# Happy birthday, Soren



## Marcel (Aug 22, 2008)

Happy birthday, Soren  How old are you now?


----------



## seesul (Aug 22, 2008)

Happy B´day mate!


----------



## Lucky13 (Aug 22, 2008)

HAPPY BIRTHDAY YOU GRUMPY OLD GIT...!!!     I hope that you'll have a great day among beautiful girls and many a good beer!


----------



## Henk (Aug 22, 2008)

Happy Birthday mate and may you be here for many more to come.


----------



## Gnomey (Aug 22, 2008)

Happy Birthday!


----------



## lesofprimus (Aug 22, 2008)

Happy B-Day Soren.... Heres to many more....


----------



## Njaco (Aug 22, 2008)

Happy Birthday!!!


----------



## Wayne Little (Aug 22, 2008)

Happy Birthday Soren!


----------



## ccheese (Aug 22, 2008)

Happy Birthday, my friend. You tryin' to catch up to me ?

Have a good one...

Charles


----------



## Thorlifter (Aug 22, 2008)

:bday:     

A few of us wanted to wish you a Happy Birthday!


----------



## wilbur1 (Aug 22, 2008)

Happy bday Soren


----------



## rochie (Aug 22, 2008)

many happy returns soren


----------



## ToughOmbre (Aug 22, 2008)

Happy Birthday!

TO


----------



## Heinz (Aug 22, 2008)

Happy Birthday man


----------



## Bucksnort101 (Aug 22, 2008)

I too wish you a Happy Birthday and a easy recovery tomorrow morning


----------



## DerAdlerIstGelandet (Aug 22, 2008)

Happy Birthday Soren!


----------



## FLYBOYJ (Aug 22, 2008)

Happy birthday dude - clear skies and tailwinds!


----------



## pbfoot (Aug 22, 2008)

Happy birtday even if my charts and graphs say its tommorow


----------



## evangilder (Aug 22, 2008)

Happy Birthday, Soren!


----------



## Freebird (Aug 23, 2008)

Bucksnort101 said:


> I too wish you a Happy Birthday and a easy recovery tomorrow morning




Happy Birthday Soren! 

Now we want to see the pictures!


----------



## RabidAlien (Aug 23, 2008)

Happy Birthday!


----------



## Screaming Eagle (Aug 24, 2008)

happy birthday!


----------



## Soren (Aug 24, 2008)

Many many thanks guys! 

Sorry I haven't responded earlier, but I've been out of town celebrating and I first returned today


----------



## Lucky13 (Aug 24, 2008)

In other words been in the slammer! So, are you the proud owner of an ASBO then?


----------



## v2 (Aug 24, 2008)

Happy Birthday!


----------



## Soren (Aug 24, 2008)

Lucky13 said:


> In other words been in the slammer! So, are you the proud owner of an ASBO then?



Not quite 

Had a blast with my family visiting bars and resturants in the city after a little celebrating at home. It was a good day


----------



## lesofprimus (Aug 24, 2008)

Glad u brought it through the right way Soren... Congrats again...


----------



## Soren (Aug 24, 2008)

Many thanks.

Not too long to the 50 now


----------



## Soren (Aug 24, 2008)

Btw guys, you're the best! I love this forum and I've had a blast being here since the beginning and I look forward to many more years in your company! 

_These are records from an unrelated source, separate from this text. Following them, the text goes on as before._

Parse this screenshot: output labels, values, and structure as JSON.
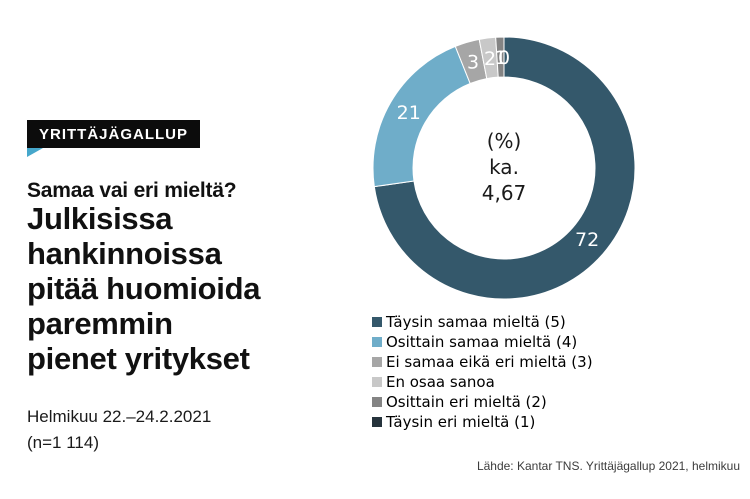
{
  "header": {
    "badge": "YRITTÄJÄGALLUP",
    "kicker": "Samaa vai eri mieltä?",
    "title": "Julkisissa\nhankinnoissa\npitää huomioida\nparemmin\npienet yritykset",
    "date_range": "Helmikuu 22.–24.2.2021",
    "sample": "(n=1 114)"
  },
  "footer": {
    "source": "Lähde: Kantar TNS. Yrittäjägallup 2021, helmikuu"
  },
  "colors": {
    "badge_bg": "#0c0c0c",
    "badge_text": "#ffffff",
    "badge_tail": "#46a7cb",
    "slice_label_text": "#ffffff"
  },
  "chart_data": {
    "type": "pie",
    "subtype": "donut",
    "title": "Julkisissa hankinnoissa pitää huomioida paremmin pienet yritykset",
    "unit": "%",
    "mean": "4,67",
    "center_label_lines": [
      "(%)",
      "ka.",
      "4,67"
    ],
    "categories": [
      "Täysin samaa mieltä (5)",
      "Osittain samaa mieltä (4)",
      "Ei samaa eikä eri mieltä (3)",
      "En osaa sanoa",
      "Osittain eri mieltä (2)",
      "Täysin eri mieltä (1)"
    ],
    "values": [
      72,
      21,
      3,
      2,
      1,
      0
    ],
    "colors": [
      "#34586b",
      "#6fadc9",
      "#a6a6a6",
      "#c8c8c8",
      "#848484",
      "#26333c"
    ],
    "start_angle_deg": 0,
    "direction": "clockwise",
    "legend_position": "bottom-right",
    "grid": false
  }
}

Just thought I needed to let you guys know that


----------



## DerAdlerIstGelandet (Aug 24, 2008)

Soren said:


> Btw guys, you're the best! I love this forum and I've had a blast being here since the beginning and I look forward to many more years in your company!
> 
> Just thought I needed to let you guys know that


----------



## Wurger (Aug 25, 2008)

Due to my being at work and software failure my late but the most warm-hearted wishes.*A Happy Birthday....... *


----------



## Soren (Aug 25, 2008)

Many thanks!


----------